Aus dem philippinischen Englisch von Jan Karsten. Das 20. Jahrhundert neigt sich dem Ende zu, und eine ganze Nation verfolgt gespannt das Amtsenthebungsverfahren gegen den Präsidenten des Landes. Unterdessen liegt Carlos Armando auf dem Sterbebett. Während seine Frau und Tochter selbst bei ihren Krankenhausbesuchen nicht aufhören können zu streiten, beginnt er sich zu erinnern - zunächst an seine Kindheit auf dem Land zur Zeit des Krieges, die Unabhängigkeit der Philippinen, an den Aufstieg von Marcos und die Militärdiktatur. Verrat und Anpassung, Auflehnung und Unterordnung bestimmen sein eigenes Leben wie auch das seines besten Freundes, der dafür einen hohen Preis bezahlt.
Rezensionsnotiz zu
Frankfurter Rundschau, 17.10.2025
Mit Katrin Tuveras "Die Kollaborateure" gewinnt Rezensentin Andrea Pollmeier einen ungewöhnlich tiefen Einblick in die politischen und gesellschaftlichen Entwicklungen auf den Philippinen, vor allem in den 70er Jahren. Aus nüchterner Distanz und dennoch voller Anteilnahme für ihre Figuren, so Pollmeier, erzähle die Autorin hier von der Einsetzung des Kriegsrechts durch Ferdinand Marcos, von dessen Diktatur, der grassierenden Korruption im Hintergrund. Sie schildert die Motivationen, die "Innenwelt" von Mitläufern und Überzeugten genauso wie von Kritikerinnen aus den jüngeren Generationen, lesen wir.
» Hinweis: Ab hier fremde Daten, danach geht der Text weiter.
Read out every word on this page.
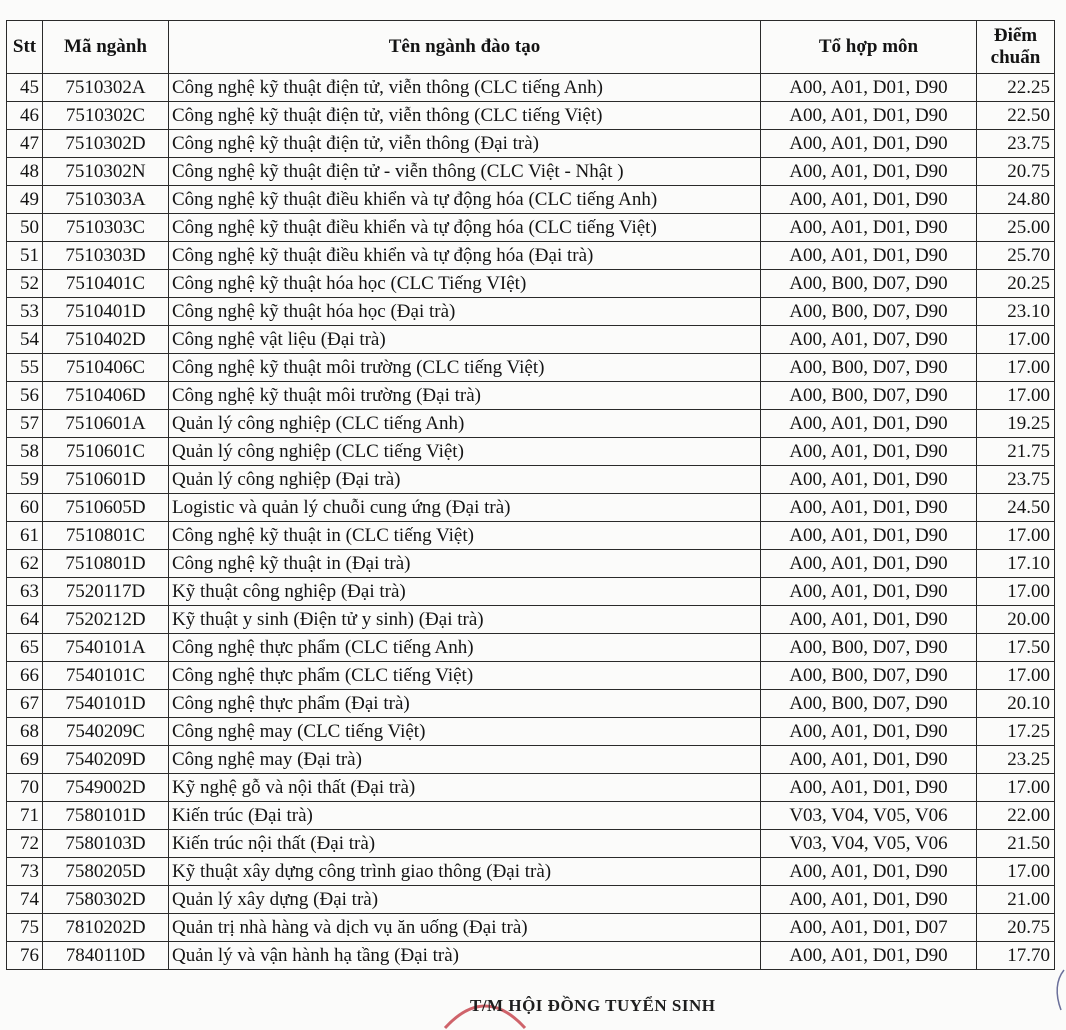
Stt	Mã ngành	Tên ngành đào tạo	Tổ hợp môn	Điểm
chuẩn

45	7510302A	Công nghệ kỹ thuật điện tử, viễn thông (CLC tiếng Anh)	A00, A01, D01, D90	22.25
46	7510302C	Công nghệ kỹ thuật điện tử, viễn thông (CLC tiếng Việt)	A00, A01, D01, D90	22.50
47	7510302D	Công nghệ kỹ thuật điện tử, viễn thông (Đại trà)	A00, A01, D01, D90	23.75
48	7510302N	Công nghệ kỹ thuật điện tử - viễn thông (CLC Việt - Nhật )	A00, A01, D01, D90	20.75
49	7510303A	Công nghệ kỹ thuật điều khiển và tự động hóa (CLC tiếng Anh)	A00, A01, D01, D90	24.80
50	7510303C	Công nghệ kỹ thuật điều khiển và tự động hóa (CLC tiếng Việt)	A00, A01, D01, D90	25.00
51	7510303D	Công nghệ kỹ thuật điều khiển và tự động hóa (Đại trà)	A00, A01, D01, D90	25.70
52	7510401C	Công nghệ kỹ thuật hóa học (CLC Tiếng VIệt)	A00, B00, D07, D90	20.25
53	7510401D	Công nghệ kỹ thuật hóa học (Đại trà)	A00, B00, D07, D90	23.10
54	7510402D	Công nghệ vật liệu (Đại trà)	A00, A01, D07, D90	17.00
55	7510406C	Công nghệ kỹ thuật môi trường (CLC tiếng Việt)	A00, B00, D07, D90	17.00
56	7510406D	Công nghệ kỹ thuật môi trường (Đại trà)	A00, B00, D07, D90	17.00
57	7510601A	Quản lý công nghiệp (CLC tiếng Anh)	A00, A01, D01, D90	19.25
58	7510601C	Quản lý công nghiệp (CLC tiếng Việt)	A00, A01, D01, D90	21.75
59	7510601D	Quản lý công nghiệp (Đại trà)	A00, A01, D01, D90	23.75
60	7510605D	Logistic và quản lý chuỗi cung ứng (Đại trà)	A00, A01, D01, D90	24.50
61	7510801C	Công nghệ kỹ thuật in (CLC tiếng Việt)	A00, A01, D01, D90	17.00
62	7510801D	Công nghệ kỹ thuật in (Đại trà)	A00, A01, D01, D90	17.10
63	7520117D	Kỹ thuật công nghiệp (Đại trà)	A00, A01, D01, D90	17.00
64	7520212D	Kỹ thuật y sinh (Điện tử y sinh) (Đại trà)	A00, A01, D01, D90	20.00
65	7540101A	Công nghệ thực phẩm (CLC tiếng Anh)	A00, B00, D07, D90	17.50
66	7540101C	Công nghệ thực phẩm (CLC tiếng Việt)	A00, B00, D07, D90	17.00
67	7540101D	Công nghệ thực phẩm (Đại trà)	A00, B00, D07, D90	20.10
68	7540209C	Công nghệ may (CLC tiếng Việt)	A00, A01, D01, D90	17.25
69	7540209D	Công nghệ may (Đại trà)	A00, A01, D01, D90	23.25
70	7549002D	Kỹ nghệ gỗ và nội thất (Đại trà)	A00, A01, D01, D90	17.00
71	7580101D	Kiến trúc (Đại trà)	V03, V04, V05, V06	22.00
72	7580103D	Kiến trúc nội thất (Đại trà)	V03, V04, V05, V06	21.50
73	7580205D	Kỹ thuật xây dựng công trình giao thông (Đại trà)	A00, A01, D01, D90	17.00
74	7580302D	Quản lý xây dựng (Đại trà)	A00, A01, D01, D90	21.00
75	7810202D	Quản trị nhà hàng và dịch vụ ăn uống (Đại trà)	A00, A01, D01, D07	20.75
76	7840110D	Quản lý và vận hành hạ tầng (Đại trà)	A00, A01, D01, D90	17.70
T/M HỘI ĐỒNG TUYỂN SINH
Im Zentrum ihrer Erzählung steht dabei die Familie Armando - Vater Carlos, sowie dessen Frau und Tochter, aus deren wechselnden Perspektiven wir die bewegte Geschichte des Landes in den Blick nehmen können. Diese klare Struktur gibt der Rezensentin den nötigen Halt in den wirren, detailreich und nicht linear erzählten Verhältnissen dieser bewegten Zeit.
Rezensionsnotiz zu
Deutschlandfunk Kultur, 14.08.2025
Rezensentin Katharina Döbler freut sich, dass dank des Gastlandauftritts auf der Buchmesse zum ersten Mal ein Buch der philippinischen Autorin Katrina Tuvera auf Deutsch erscheint: Ihren Ausgang nimmt die Geschichte bei Carlos, der um die Jahrtausendwende ins Krankenhaus kommt. Die Philippinnen sind derweil von Protesten gegen den Autokraten Ferdinand Marcos geprägt. Für Carlos ist das Anlass, sich an seine Zeit als Parteigänger Marcos' zu erinnern, erfahren wir, Tuvera schildert aus verschiedenen Perspektiven, was Macht und ihre ungerechte Verteilung bedeuten und zeichnet so ein Bild von Korruption, Gewalt und mangelndem Gewissen. Ein bisschen Vorwissen zur Geschichte des Landes ist in jedem Falle hilfreich, so Döbler, aber die Muster, die die Autorin schildert, haben überzeitliche Gültigkeit, wie sie abschließend versichert.